Seis meses atrás, ao revisar a obra, ele achava que ainda era possível seguir até o fim, pela legitimidade de Michel Temer. “Foi eleito”, argumentou ao repórter Mario Sergio Conti. “Vice-presidente, mas foi eleito. Muita gente pode não ter consciência disso, mas é legal. Pode-se discutir o impeachment [de Dilma] e tal, mas Temer é legítimo ali na Presidência.”
Há 11 dias, depois de o Tribunal Superior Eleitoral absolver Dilma e Temer por excesso de provas em processo sobre crimes de abuso de poder econômico na eleição de 2014, Fernando Henrique registrou em nota à Agência Lupa: “Se tudo continuar como está, com a desconstrução contínua da autoridade [de Temer], pior ainda se houver tentativas de embaraçar as investigações em curso, não vejo mais como o PSDB possa continuar no governo. Preferiria atravessar a pinguela, mas, se ela continuar quebrando, será melhor atravessar o rio a nado e devolver a legitimação da ordem à soberania popular.”
Ontem, em artigo, notou que se desfazem “o apoio da sociedade” e o “consentimento popular ao governo”. Lembrou que esse aumento da “descrença popular” ocorre numa circunstância de esgotamento dos meios constitucionais para mudança de governo, e Temer, “ainda que se mantenha, terá enorme dificuldade para fazer o necessário”.

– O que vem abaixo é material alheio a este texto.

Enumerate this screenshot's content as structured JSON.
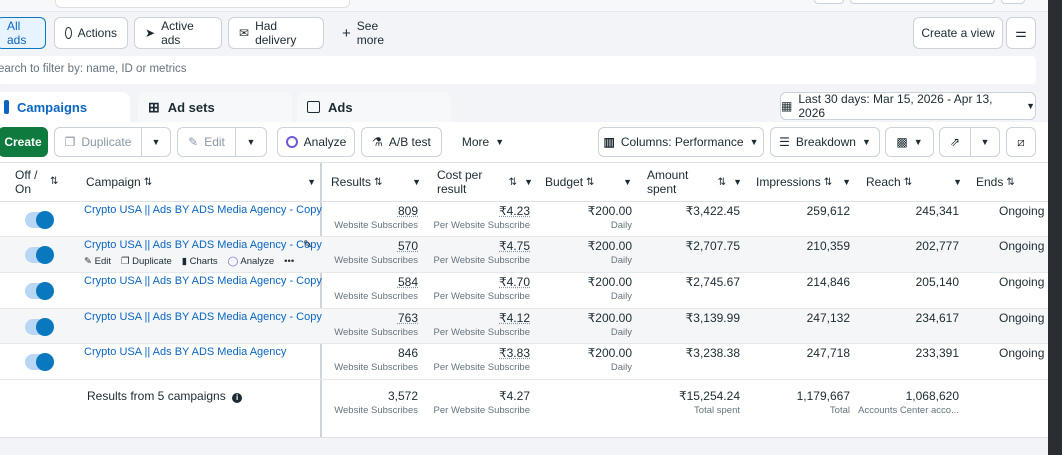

Propôs uma saída honrosa: “O presidente tem legitimidade para reduzir o próprio mandato, propondo, por si ou por seus líderes, emenda à Constituição que abra espaço para as modificações.”

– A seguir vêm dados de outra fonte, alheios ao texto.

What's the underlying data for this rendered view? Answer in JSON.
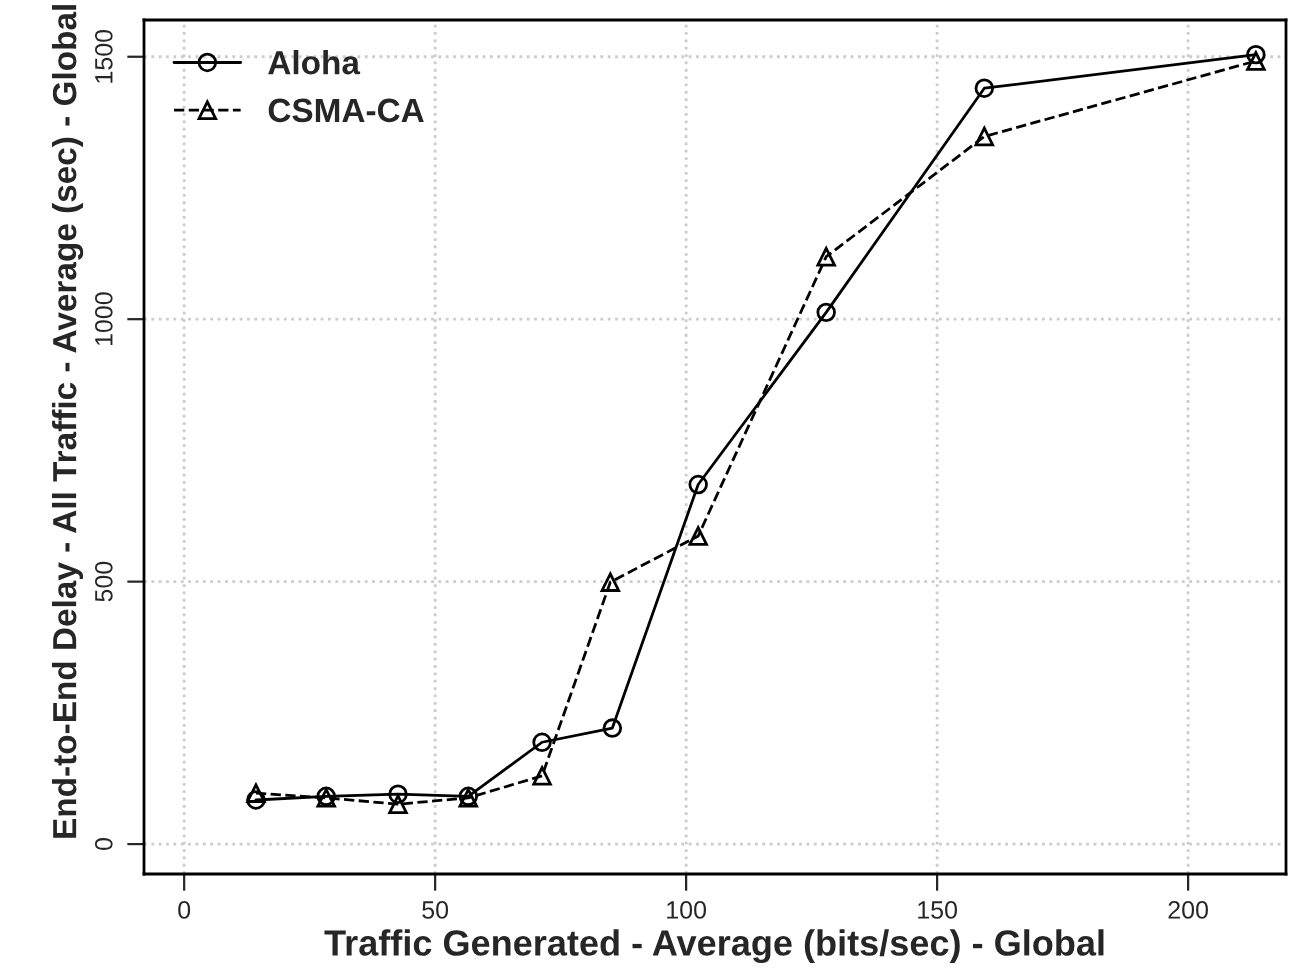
{
  "chart_data": {
    "type": "line",
    "xlabel": "Traffic Generated - Average (bits/sec) - Global",
    "ylabel": "End-to-End Delay - All Traffic - Average (sec) - Global",
    "xlim": [
      -8,
      219.5
    ],
    "ylim": [
      -57,
      1570
    ],
    "xticks": [
      0,
      50,
      100,
      150,
      200
    ],
    "yticks": [
      0,
      500,
      1000,
      1500
    ],
    "grid": true,
    "legend": "top left",
    "series": [
      {
        "name": "Aloha",
        "color": "#000000",
        "marker": "circle",
        "line_style": "solid",
        "x": [
          14.3,
          28.3,
          42.6,
          56.6,
          71.3,
          85.3,
          102.4,
          127.9,
          159.4,
          213.5
        ],
        "values": [
          84,
          91,
          95,
          91,
          194,
          221,
          685,
          1013,
          1440,
          1504
        ]
      },
      {
        "name": "CSMA-CA",
        "color": "#000000",
        "marker": "triangle",
        "line_style": "dashed",
        "x": [
          14.3,
          28.3,
          42.6,
          56.6,
          71.3,
          84.9,
          102.4,
          127.9,
          159.4,
          213.5
        ],
        "values": [
          97,
          88,
          76,
          88,
          130,
          499,
          587,
          1119,
          1348,
          1492
        ]
      }
    ]
  }
}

Passaram-se apenas 15 meses desde o impeachment de Dilma, e, agora, o país está diante de uma inédita situação — a insustentável permanência de um presidente denunciado por corrupção no exercício da função. O enredo singular demonstra como é praticamente impossível aos melhores ficcionistas competir com a realidade política.
Se há um componente peculiar na cena brasileira, é o fracasso das gerações que ascenderam na política no ocaso da ditadura militar, dominaram o poder a partir da Constituinte de 1987, e só admitiram a renovação partidária oligárquica (49% dos deputados federais eleitos em 2014 tinham berço em dinastias políticas, segundo a ONG Transparência Brasil).
Da gênese à agonia, o governo Temer contém uma síntese desse histórico fiasco geracional. Conservadores, liberais e ex-comunistas, todos se mostraram incapazes de reconstruir as bases institucionais do país em harmonia com o capitalismo contemporâneo. O legado está aí: uma pinguela em ruína em direção à absoluta incerteza.